In more ways than one, the desire to reflect Crescenta Valley ultimately gives Father Leemhuis hope. Just as the church recently started working with a young man who’s helping launch a third space for young adults, complete with non-religious events that promote “no alcohol, no smoking, no xenophobia, and no hate,” Generation Z has responded by showing up in droves, with over 100 twenty-somethings attending one event. Likewise, a number of families have started to call St. Luke’s home. Even if they don’t come every single Sunday, these families continue to walk through her red doors regularly, once or twice a month.

Many people have started coming to the church because they see it as a place of love. Groups like Indivisible, a grassroots movement that stands against authoritarianism, meets at St. Luke’s regularly. Additional growth has happened through a growing online community, with regular streaming of bilingual services on YouTube and other social media. Livestreaming has proven beneficial for immigrant families who are afraid to come to church because of ICE raids in greater Los Angeles.

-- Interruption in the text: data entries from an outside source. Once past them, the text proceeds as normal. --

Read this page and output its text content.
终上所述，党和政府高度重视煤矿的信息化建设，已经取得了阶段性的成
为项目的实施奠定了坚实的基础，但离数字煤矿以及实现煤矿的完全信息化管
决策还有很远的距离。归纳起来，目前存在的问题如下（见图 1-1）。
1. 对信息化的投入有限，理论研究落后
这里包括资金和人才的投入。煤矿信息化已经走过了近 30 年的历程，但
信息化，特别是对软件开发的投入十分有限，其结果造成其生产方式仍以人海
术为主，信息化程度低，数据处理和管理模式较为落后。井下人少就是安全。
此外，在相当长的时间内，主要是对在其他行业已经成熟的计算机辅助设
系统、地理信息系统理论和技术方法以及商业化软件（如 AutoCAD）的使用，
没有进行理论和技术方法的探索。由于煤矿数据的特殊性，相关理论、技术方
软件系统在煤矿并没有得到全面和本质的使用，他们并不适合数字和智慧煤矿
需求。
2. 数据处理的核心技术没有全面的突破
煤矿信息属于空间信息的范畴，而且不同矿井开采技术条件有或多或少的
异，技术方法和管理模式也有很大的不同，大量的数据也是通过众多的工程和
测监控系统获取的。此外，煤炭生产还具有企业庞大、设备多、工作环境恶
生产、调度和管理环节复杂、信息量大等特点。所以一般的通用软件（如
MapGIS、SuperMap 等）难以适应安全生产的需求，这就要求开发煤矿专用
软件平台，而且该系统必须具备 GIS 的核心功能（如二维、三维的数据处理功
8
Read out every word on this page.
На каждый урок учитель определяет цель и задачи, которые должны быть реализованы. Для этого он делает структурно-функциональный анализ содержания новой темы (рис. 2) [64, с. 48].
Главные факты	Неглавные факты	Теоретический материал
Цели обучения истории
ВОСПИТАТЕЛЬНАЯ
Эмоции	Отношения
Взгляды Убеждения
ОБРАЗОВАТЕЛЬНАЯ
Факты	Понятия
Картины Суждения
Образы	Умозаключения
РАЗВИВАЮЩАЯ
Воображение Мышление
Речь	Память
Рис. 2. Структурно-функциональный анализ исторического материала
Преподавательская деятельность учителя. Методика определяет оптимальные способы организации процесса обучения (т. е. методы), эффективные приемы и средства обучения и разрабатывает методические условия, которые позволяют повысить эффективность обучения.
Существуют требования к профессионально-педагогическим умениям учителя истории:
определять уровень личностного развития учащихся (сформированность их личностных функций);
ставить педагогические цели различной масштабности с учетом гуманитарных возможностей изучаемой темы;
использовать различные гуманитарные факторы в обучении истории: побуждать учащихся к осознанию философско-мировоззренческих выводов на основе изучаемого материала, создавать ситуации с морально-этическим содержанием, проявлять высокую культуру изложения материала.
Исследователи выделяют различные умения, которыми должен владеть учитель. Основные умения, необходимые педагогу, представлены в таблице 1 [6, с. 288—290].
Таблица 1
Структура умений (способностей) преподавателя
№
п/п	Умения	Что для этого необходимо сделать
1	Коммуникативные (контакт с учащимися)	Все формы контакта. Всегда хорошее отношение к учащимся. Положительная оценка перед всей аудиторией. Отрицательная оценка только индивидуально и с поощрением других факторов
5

Although St. Luke’s feels the effects of mass deportations, Leemhuis remains undeterred in proclaiming a message of welcome.
“We are unapologetically evangelical Episcopalians in that we unabashedly let people know that all of God’s children are welcome,” he says, further applauding how lay leadership actively proclaims a message about Jesus’ response to immigrants, women, and LGBT persons.
“I have the privilege of saying I’m one of the leaders, but thanks to their leadership, the love church has it going on all day, every day,” Leemhuis said. To him, the lay leadership is what priests dream of: they have ownership and are deeply engaged in both the practical and spiritual work of the church.
For Leemhuis—a bisexual African American person with a disability who also works as a civil rights attorney—loving neighbors, offering hospitality, and creating safe spaces is exactly what the church should be doing.
Cara Meredith, a freelance writer and postulant for holy orders in the Diocese of California, lives in the San Francisco Bay Area.